On the whole, Utah has lower-than-average levels of political corruption.
At length, former Utah Attorney General John Swallow is finally scheduled to face a jury this week. No matter how Swallow’s story ends, however, it marks an aberration. Federal statistics show that Utah has had very low levels of corruption and political malfeasance over the past several years.
I’m leaning on annual reports from the Public Integrity Section at the Department of Justice, which tabulate the number of federal, state, or local officials (whether elected or appointed) convicted of malfeasance in office each year. Recognizing that more populous states tend to have more elected officials, I use convictions per capita rather than total convictions. Well, actually I’m using convictions per 1,000,000 residents, which makes for more workable numbers.

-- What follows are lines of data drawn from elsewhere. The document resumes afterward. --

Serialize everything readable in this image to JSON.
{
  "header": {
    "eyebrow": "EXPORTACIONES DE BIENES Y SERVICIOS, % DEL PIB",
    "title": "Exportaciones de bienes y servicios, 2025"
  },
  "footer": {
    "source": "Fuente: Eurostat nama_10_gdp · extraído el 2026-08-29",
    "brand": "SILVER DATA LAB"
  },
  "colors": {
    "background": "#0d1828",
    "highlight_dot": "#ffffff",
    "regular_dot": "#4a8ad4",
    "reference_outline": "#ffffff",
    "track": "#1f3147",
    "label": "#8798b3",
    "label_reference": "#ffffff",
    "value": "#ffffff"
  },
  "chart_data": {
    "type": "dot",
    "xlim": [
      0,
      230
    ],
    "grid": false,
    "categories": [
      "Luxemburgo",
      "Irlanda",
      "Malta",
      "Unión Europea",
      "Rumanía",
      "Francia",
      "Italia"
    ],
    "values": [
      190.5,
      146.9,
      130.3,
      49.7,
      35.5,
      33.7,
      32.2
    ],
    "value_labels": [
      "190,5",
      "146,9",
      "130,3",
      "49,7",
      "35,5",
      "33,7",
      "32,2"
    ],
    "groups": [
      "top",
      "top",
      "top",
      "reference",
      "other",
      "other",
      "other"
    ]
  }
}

The result? From 2002 through 2015, Utah averaged 1.4 convictions each year per million residents. Only 5 states did better: Oregon (1.0 per year), New Hampshire (1.0), Minnesota (1.2), South Carolina (1.2), and Washington (1.2). Some did far worse: Louisiana (9.3 per year), South Dakota (8.0), North Dakota (7.3), and Kentucky (6.8).
If you’re like me, the chart below will be easier to understand than the preceding paragraph. Click it to make it bigger and easier to read. You’ll find Utah near the top, ranked 6th out of 50 states, only marginally behind the leaders.

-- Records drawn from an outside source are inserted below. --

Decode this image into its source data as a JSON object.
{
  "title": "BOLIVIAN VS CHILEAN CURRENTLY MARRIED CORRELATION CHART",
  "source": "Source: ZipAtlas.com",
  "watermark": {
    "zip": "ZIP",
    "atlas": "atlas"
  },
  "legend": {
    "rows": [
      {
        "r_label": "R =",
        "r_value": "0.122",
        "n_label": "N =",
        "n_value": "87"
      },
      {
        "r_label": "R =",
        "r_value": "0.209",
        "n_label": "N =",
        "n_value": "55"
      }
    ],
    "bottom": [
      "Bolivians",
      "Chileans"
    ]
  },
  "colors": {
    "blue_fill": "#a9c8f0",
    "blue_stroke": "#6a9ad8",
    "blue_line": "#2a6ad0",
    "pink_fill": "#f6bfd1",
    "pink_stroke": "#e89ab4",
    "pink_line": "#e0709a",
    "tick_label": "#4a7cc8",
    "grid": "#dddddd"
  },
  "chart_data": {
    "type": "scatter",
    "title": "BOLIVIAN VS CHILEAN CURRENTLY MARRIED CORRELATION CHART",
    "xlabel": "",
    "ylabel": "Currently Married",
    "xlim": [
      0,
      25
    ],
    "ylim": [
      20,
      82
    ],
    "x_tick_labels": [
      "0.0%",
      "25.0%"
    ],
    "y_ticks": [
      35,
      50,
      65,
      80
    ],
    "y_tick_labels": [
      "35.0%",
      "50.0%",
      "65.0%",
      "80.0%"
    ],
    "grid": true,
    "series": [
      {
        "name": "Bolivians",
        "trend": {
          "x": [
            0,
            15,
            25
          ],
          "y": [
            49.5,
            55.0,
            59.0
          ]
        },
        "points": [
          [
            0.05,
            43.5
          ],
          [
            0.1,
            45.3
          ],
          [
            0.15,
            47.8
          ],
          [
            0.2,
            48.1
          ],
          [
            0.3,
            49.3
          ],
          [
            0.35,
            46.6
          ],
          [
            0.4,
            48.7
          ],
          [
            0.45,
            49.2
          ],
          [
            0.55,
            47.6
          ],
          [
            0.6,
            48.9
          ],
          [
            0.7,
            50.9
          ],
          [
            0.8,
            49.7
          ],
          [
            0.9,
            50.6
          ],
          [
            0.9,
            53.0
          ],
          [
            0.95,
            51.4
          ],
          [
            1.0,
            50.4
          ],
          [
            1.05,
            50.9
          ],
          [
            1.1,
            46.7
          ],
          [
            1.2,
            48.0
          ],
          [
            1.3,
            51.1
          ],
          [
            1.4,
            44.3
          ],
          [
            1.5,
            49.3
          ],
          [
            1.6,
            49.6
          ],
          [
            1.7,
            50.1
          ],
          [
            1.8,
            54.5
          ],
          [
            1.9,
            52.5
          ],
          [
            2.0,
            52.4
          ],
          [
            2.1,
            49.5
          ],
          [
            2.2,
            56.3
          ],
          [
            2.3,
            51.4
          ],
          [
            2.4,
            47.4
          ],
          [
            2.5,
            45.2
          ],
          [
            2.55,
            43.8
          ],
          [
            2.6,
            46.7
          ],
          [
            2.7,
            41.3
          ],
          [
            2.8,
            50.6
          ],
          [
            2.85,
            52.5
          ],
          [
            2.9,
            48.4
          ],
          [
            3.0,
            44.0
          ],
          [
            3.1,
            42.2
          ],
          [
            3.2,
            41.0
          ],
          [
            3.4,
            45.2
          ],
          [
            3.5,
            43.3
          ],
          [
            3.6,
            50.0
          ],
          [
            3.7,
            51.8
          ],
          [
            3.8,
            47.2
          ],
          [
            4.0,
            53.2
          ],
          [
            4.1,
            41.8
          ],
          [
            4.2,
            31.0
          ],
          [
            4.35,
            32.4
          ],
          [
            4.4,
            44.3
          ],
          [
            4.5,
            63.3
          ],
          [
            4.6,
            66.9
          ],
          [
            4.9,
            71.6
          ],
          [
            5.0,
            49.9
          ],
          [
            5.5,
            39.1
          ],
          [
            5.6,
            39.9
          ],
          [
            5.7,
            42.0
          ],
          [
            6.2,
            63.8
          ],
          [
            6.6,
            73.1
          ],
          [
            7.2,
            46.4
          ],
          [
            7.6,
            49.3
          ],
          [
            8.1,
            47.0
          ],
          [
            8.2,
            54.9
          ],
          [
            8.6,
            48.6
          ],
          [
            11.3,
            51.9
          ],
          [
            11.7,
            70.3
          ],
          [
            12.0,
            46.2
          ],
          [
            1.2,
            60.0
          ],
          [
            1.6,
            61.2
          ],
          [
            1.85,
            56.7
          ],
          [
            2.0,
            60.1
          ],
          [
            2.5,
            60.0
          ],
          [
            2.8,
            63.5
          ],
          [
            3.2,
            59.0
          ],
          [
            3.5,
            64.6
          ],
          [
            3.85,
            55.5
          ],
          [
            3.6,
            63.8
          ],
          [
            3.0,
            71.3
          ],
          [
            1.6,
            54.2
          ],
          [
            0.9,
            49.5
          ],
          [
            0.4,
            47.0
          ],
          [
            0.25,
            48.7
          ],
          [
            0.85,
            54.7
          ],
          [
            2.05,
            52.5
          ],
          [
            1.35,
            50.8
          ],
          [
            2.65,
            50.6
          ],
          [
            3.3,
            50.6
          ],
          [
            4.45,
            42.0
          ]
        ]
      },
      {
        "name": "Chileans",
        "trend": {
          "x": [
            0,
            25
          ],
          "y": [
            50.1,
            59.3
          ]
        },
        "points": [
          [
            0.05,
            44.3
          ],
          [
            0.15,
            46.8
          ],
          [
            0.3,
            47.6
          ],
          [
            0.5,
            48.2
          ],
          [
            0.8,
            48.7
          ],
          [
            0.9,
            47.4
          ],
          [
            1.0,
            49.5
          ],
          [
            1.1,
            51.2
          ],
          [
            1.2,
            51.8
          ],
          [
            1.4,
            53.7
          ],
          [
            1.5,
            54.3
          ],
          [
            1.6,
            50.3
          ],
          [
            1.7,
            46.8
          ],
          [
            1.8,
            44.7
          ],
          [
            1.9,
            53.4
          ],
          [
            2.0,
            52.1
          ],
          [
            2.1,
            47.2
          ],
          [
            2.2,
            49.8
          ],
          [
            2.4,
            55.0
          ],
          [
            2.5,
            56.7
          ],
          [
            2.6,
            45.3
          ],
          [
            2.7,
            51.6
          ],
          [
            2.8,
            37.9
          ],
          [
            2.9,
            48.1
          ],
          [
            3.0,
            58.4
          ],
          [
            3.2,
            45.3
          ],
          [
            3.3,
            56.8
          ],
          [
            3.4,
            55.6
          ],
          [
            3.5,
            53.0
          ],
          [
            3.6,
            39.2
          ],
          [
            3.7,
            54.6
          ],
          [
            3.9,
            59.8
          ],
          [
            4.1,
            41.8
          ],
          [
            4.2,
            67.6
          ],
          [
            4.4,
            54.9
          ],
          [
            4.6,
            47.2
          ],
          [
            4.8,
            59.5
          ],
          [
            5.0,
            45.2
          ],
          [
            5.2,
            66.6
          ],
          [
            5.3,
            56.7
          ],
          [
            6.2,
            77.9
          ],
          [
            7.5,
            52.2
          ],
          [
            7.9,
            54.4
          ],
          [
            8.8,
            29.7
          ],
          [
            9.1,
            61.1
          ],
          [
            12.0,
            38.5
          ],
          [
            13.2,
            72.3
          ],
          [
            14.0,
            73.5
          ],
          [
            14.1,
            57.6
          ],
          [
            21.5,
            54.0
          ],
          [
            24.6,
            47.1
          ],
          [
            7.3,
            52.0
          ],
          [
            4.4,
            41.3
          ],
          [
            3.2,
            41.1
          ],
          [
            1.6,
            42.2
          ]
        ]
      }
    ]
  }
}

Here’s another, slightly more complicated way to look at it. The next chart shows the yearly total separately for each state. You’ll see that Utah stays steadily low, while some states have spikes up and down. Again, click the image to enlarge it. States are ordered alphabetically this time, so Utah comes on the last row:
Caveat #1: The Justice Department’s statistics count only convictions won in federal court (whether against federal, state, or local officials from a state). They do not count convictions won in state court. Of note, Swallow is being tried in state court. For that to shuffle these rankings, though, you have to persuade me that the feds are systematically less likely to bring charges in federal court in Utah than elsewhere.
Caveat #2: These statistics count only the number of convictions, with no consideration of the qualitative impact of an official’s malfeasance. This caveat matters a lot more than the preceding one: If Swallow really did what he’s accused of doing, then the scale of his corruption goes far beyond most abuse of office.
In any event, after some turbulent weeks for political news, isn’t it nice to hear something good? On the whole, Utah has lower-than-average levels of political corruption.